Ron Goetzel: Katherine Baicker is living in the past
If a fortune-teller had predicted the following as recently as three weeks ago, I would have demanded a refund: Ron Goetzel dissed Katherine Baicker., Specifically, he accused Professors Baicker and Song, along with BJ’s and their vendor, of “doing a program out of the 1980s,” saying that their outstanding study could safely be ignored. (These are the same 1980s in which wellness, according to its promoters, couldn’t fail.)
What horrible 1980s elements did the BJ’s program have? Coaching, screening, learning “modules” and HRAs. Of course, no one has included those things in a wellness program for at least 30 years. (not)

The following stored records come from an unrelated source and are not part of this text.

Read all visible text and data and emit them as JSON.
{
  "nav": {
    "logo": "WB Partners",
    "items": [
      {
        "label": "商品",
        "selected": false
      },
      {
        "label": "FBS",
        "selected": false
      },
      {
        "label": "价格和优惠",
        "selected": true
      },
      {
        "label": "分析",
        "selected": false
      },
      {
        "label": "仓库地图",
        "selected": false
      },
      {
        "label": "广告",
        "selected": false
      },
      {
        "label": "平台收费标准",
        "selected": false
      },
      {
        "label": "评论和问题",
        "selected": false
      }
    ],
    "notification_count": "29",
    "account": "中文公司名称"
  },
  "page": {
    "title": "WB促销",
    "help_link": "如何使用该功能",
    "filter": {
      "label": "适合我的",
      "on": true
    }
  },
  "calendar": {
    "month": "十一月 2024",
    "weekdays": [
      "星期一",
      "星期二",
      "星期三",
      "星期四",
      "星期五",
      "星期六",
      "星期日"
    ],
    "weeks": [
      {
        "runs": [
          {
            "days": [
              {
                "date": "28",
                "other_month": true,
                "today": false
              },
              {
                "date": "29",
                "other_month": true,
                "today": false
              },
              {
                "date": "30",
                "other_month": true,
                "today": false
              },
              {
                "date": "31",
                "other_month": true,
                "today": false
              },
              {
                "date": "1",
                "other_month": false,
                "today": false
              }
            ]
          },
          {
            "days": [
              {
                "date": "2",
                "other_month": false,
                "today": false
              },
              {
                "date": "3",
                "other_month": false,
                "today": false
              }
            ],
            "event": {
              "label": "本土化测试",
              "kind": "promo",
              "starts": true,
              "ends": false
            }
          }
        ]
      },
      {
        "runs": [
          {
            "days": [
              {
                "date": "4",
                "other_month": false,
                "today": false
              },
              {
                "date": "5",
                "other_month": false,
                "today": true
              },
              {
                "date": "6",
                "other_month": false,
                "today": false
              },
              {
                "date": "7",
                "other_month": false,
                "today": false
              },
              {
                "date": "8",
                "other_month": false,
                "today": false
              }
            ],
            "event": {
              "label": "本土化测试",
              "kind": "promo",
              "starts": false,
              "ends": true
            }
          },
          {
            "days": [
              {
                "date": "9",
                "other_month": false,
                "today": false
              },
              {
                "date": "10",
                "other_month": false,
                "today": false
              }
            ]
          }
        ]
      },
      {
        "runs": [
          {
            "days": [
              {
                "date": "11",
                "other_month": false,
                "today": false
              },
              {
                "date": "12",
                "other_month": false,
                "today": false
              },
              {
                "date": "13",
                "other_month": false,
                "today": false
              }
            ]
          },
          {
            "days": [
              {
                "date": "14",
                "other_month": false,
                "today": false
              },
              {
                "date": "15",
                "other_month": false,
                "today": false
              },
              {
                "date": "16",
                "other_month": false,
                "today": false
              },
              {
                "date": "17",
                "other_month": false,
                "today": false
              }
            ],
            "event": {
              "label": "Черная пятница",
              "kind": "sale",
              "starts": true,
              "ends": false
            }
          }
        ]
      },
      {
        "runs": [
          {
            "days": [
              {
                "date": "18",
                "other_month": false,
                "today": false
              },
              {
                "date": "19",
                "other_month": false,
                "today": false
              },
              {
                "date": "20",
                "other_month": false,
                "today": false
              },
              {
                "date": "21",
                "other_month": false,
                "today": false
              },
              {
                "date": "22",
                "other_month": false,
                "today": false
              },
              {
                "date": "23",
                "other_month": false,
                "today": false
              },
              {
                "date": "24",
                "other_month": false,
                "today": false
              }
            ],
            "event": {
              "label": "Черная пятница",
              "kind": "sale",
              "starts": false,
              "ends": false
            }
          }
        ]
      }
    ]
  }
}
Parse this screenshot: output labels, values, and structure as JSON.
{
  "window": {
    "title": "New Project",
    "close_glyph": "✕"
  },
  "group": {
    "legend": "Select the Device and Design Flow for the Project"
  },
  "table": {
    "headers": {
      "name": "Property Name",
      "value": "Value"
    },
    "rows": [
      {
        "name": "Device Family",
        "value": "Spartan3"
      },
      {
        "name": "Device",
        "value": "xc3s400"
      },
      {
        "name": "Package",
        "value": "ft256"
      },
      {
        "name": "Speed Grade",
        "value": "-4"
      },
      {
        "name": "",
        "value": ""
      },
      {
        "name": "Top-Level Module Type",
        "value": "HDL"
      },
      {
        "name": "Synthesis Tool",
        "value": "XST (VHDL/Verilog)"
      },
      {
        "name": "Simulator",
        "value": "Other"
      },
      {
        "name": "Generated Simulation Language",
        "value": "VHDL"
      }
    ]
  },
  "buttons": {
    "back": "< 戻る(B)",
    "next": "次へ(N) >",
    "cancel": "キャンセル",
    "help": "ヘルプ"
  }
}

Curiously, Ron didn’t have any issue at all with Baicker’s original 2010 “Workplace Wellness Can Generate Savings” article, which was chock full of programs literally from the 1980s. Only 2 of the programs analyzed in that study were conducted in the 21st century.
If that fortune-teller had also predicted that Ron would start telling the truth someday, I would have demanded double my money back. But no fortune-teller would ever predict that. Fortune-telling industry malpractice insurers will no longer cover lawsuits arising out of that prediction.
And for good reason. It’s generally a safe bet, given Mr. Goetzel’s tenuous grasp on integrity, that he’s going to misrepresent something. Yesterday, as is his wont, he deliberately misrepresented the position of The Incidental Economist (TIE) on the subject of wellness. He quoted TIE as saying that wellness “usually” doesn’t save money. (As a sidebar, I’d note that it is a bit of a head-scratcher that even the misrepresented TIE position makes Goetzel’s position look bad.)
Perhaps I need new glasses, but I can’t seem to find the word “usually” in the most recent TIE article on wellness savings:
We’ve said it before, many times and in many ways: workplace wellness programs don’t save money.
There’s another reason Ron doesn’t quote TIE, which is they completely dissed him and his Koop Award friends in that article. Totally worth a read.
What does a Goetzel program look like?
According to Ron, only 100 programs work and thousands fail. (“That’s not an industry,” I observed in our debate. “That’s a lottery.”)
So how do you succeed? How do you avoid programs “from the 1980s”? Maybe you avoid that by using a vendor where Ron has a “strong working relationship,” like Vitality. And just to be on the safe side, maybe you report only the results from Vitality’s own program for Vitality’s own employees. That way you can’t fail…
…and yet fail they did…
Even with the investigator bias and self-selection and “home court advantage,” Vitality employees got 2% fatter and their eating habits got worse after being coached.
Although maybe that counts as a success in the wellness industry, because employees weren’t too badly harmed, as they are in a typical Koop-Award winning program. Congratulations to Mr. Goetzel!